Alright, so I started out with an ECB - namely, the Brinkmann Gourmet Chacoal Smoker & Grill.

I've decided to "upgrade" to the Brinkmann Vertical Smoker, because of the vents that actually allowed you to "control" the temperature and smoke, and a real guage that actually showed the temperature - both of these things supposing to be great tools to keep the temperature where I need it to be.

First problem I had:  couldn't get the temperature above 200.  Got the wok from Home Depot as was suggested in another thread.  I was able to get the temperature up - but now I had another problem... the heat goes below boiling after 1 1/2 hours, and the charcoal is burnt out after 2 hours.  The boston butt that I tried to smoke came out bloody - needless to say, I was looking forward to better barbecue with this thing; and I was disappointed.

On the one hand, I'm glad I wasn't quick to throw out my ECB, but on the other hand, if I go back to using the ECB; then I just wasted a total of 90 bucks (smoker and wok).

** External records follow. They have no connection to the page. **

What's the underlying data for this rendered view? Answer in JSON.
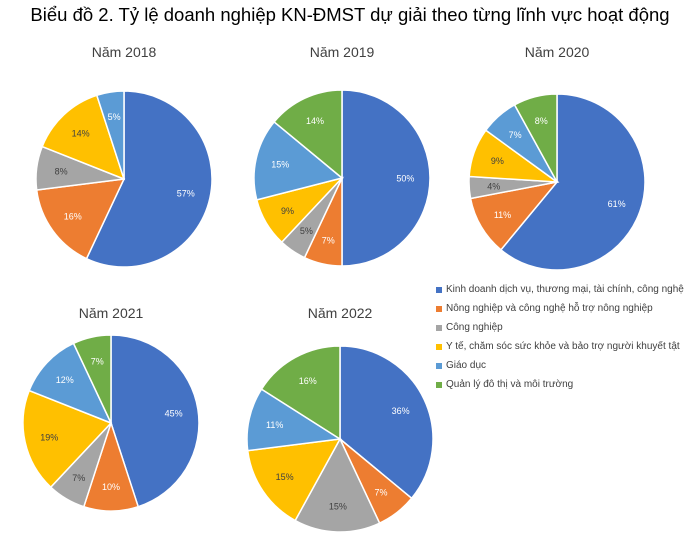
{
  "title": "Biểu đồ 2. Tỷ lệ doanh nghiệp KN-ĐMST dự giải theo từng lĩnh vực hoạt động",
  "chart_data": [
    {
      "type": "pie",
      "title": "Năm 2018",
      "categories": [
        "Kinh doanh dịch vụ, thương mại, tài chính, công nghệ",
        "Nông nghiệp và công nghệ hỗ trợ nông nghiệp",
        "Công nghiệp",
        "Y tế, chăm sóc sức khỏe và bảo trợ người khuyết tật",
        "Giáo dục",
        "Quản lý đô thị và môi trường"
      ],
      "values": [
        57,
        16,
        8,
        14,
        5,
        0
      ],
      "labels": [
        "57%",
        "16%",
        "8%",
        "14%",
        "5%",
        ""
      ]
    },
    {
      "type": "pie",
      "title": "Năm 2019",
      "categories": [
        "Kinh doanh dịch vụ, thương mại, tài chính, công nghệ",
        "Nông nghiệp và công nghệ hỗ trợ nông nghiệp",
        "Công nghiệp",
        "Y tế, chăm sóc sức khỏe và bảo trợ người khuyết tật",
        "Giáo dục",
        "Quản lý đô thị và môi trường"
      ],
      "values": [
        50,
        7,
        5,
        9,
        15,
        14
      ],
      "labels": [
        "50%",
        "7%",
        "5%",
        "9%",
        "15%",
        "14%"
      ]
    },
    {
      "type": "pie",
      "title": "Năm 2020",
      "categories": [
        "Kinh doanh dịch vụ, thương mại, tài chính, công nghệ",
        "Nông nghiệp và công nghệ hỗ trợ nông nghiệp",
        "Công nghiệp",
        "Y tế, chăm sóc sức khỏe và bảo trợ người khuyết tật",
        "Giáo dục",
        "Quản lý đô thị và môi trường"
      ],
      "values": [
        61,
        11,
        4,
        9,
        7,
        8
      ],
      "labels": [
        "61%",
        "11%",
        "4%",
        "9%",
        "7%",
        "8%"
      ]
    },
    {
      "type": "pie",
      "title": "Năm 2021",
      "categories": [
        "Kinh doanh dịch vụ, thương mại, tài chính, công nghệ",
        "Nông nghiệp và công nghệ hỗ trợ nông nghiệp",
        "Công nghiệp",
        "Y tế, chăm sóc sức khỏe và bảo trợ người khuyết tật",
        "Giáo dục",
        "Quản lý đô thị và môi trường"
      ],
      "values": [
        45,
        10,
        7,
        19,
        12,
        7
      ],
      "labels": [
        "45%",
        "10%",
        "7%",
        "19%",
        "12%",
        "7%"
      ]
    },
    {
      "type": "pie",
      "title": "Năm 2022",
      "categories": [
        "Kinh doanh dịch vụ, thương mại, tài chính, công nghệ",
        "Nông nghiệp và công nghệ hỗ trợ nông nghiệp",
        "Công nghiệp",
        "Y tế, chăm sóc sức khỏe và bảo trợ người khuyết tật",
        "Giáo dục",
        "Quản lý đô thị và môi trường"
      ],
      "values": [
        36,
        7,
        15,
        15,
        11,
        16
      ],
      "labels": [
        "36%",
        "7%",
        "15%",
        "15%",
        "11%",
        "16%"
      ]
    }
  ],
  "legend": [
    {
      "label": "Kinh doanh dịch vụ, thương mại, tài chính, công nghệ",
      "color": "#4472C4"
    },
    {
      "label": "Nông nghiệp và công nghệ hỗ trợ nông nghiệp",
      "color": "#ED7D31"
    },
    {
      "label": "Công nghiệp",
      "color": "#A5A5A5"
    },
    {
      "label": "Y tế, chăm sóc sức khỏe và bảo trợ người khuyết tật",
      "color": "#FFC000"
    },
    {
      "label": "Giáo dục",
      "color": "#5B9BD5"
    },
    {
      "label": "Quản lý đô thị và môi trường",
      "color": "#70AD47"
    }
  ]
}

Any suggestions to save this thing and make it worth the hard-earned cash spent on it?


----------



## mikey (Jun 23, 2009)

*My Brinkmann I have to add coals about every hour to an hour and a half. You might check out this site for mods. http://randyq.addr.com/ecb/ecbmods.html Sorry that you're having problems with the Brinkmann Vertical. Not sure if when you were having problems with the ecb if you posted about the troubles you were having. I would hope that you're using a probe thermo to tell when your meat is done and a seperate probe therm to monitor grate temps.*


----------



## timleo (Jun 23, 2009)

I know your pain, I had similar problems when I started with the vertical.
http://www.smokingmeatforums.com/for...ad.php?t=76776


----------



## iron (Jun 24, 2009)

I agree with Timleo...with his post i also got a different charcoal basket i made one out of expanded steel....then played with the water bowl, i was amazed at how much the water bowl played in my temp control...i didnt really keep track of how long a certain amount of charcoal lasted...seems it was about every hour to hour and a half i added..Also are you still using the thermo that came mounted in the door?  if so go buy a different one Wal-mart sells one for 16.00  that mounts real nice with a jam nut on the back side...the factory gauge read 150* when my other therms were saying closer to 275*

Just get good air flow to the charcoal and tweak the vents slowly


----------



## bigsteve (Jun 24, 2009)

I know you didn't ask about this, but here is a link for mods specifically for the Brinkman Gourmet:

http://brinkmansmokermods.com/default.aspx


----------



## yggdrasil (Jun 30, 2009)

When you add charcoal, you do add it straight from the bad, or do you add hot charcoals?


----------



## coffee_junkie (Jun 30, 2009)

do a search for the "minion method"


----------



## yggdrasil (Jun 30, 2009)

Tried that before in the ECB.  Temperatures were too low.


----------



## timleo (Jun 30, 2009)

I haven't had good luck with the minion method either...I have learned to form a trail of coals that lead around the perimeter of the basket and let the fire work its way around following the trail of coals. That works well for me and keeps a constant amount of coals lit most of the time.


----------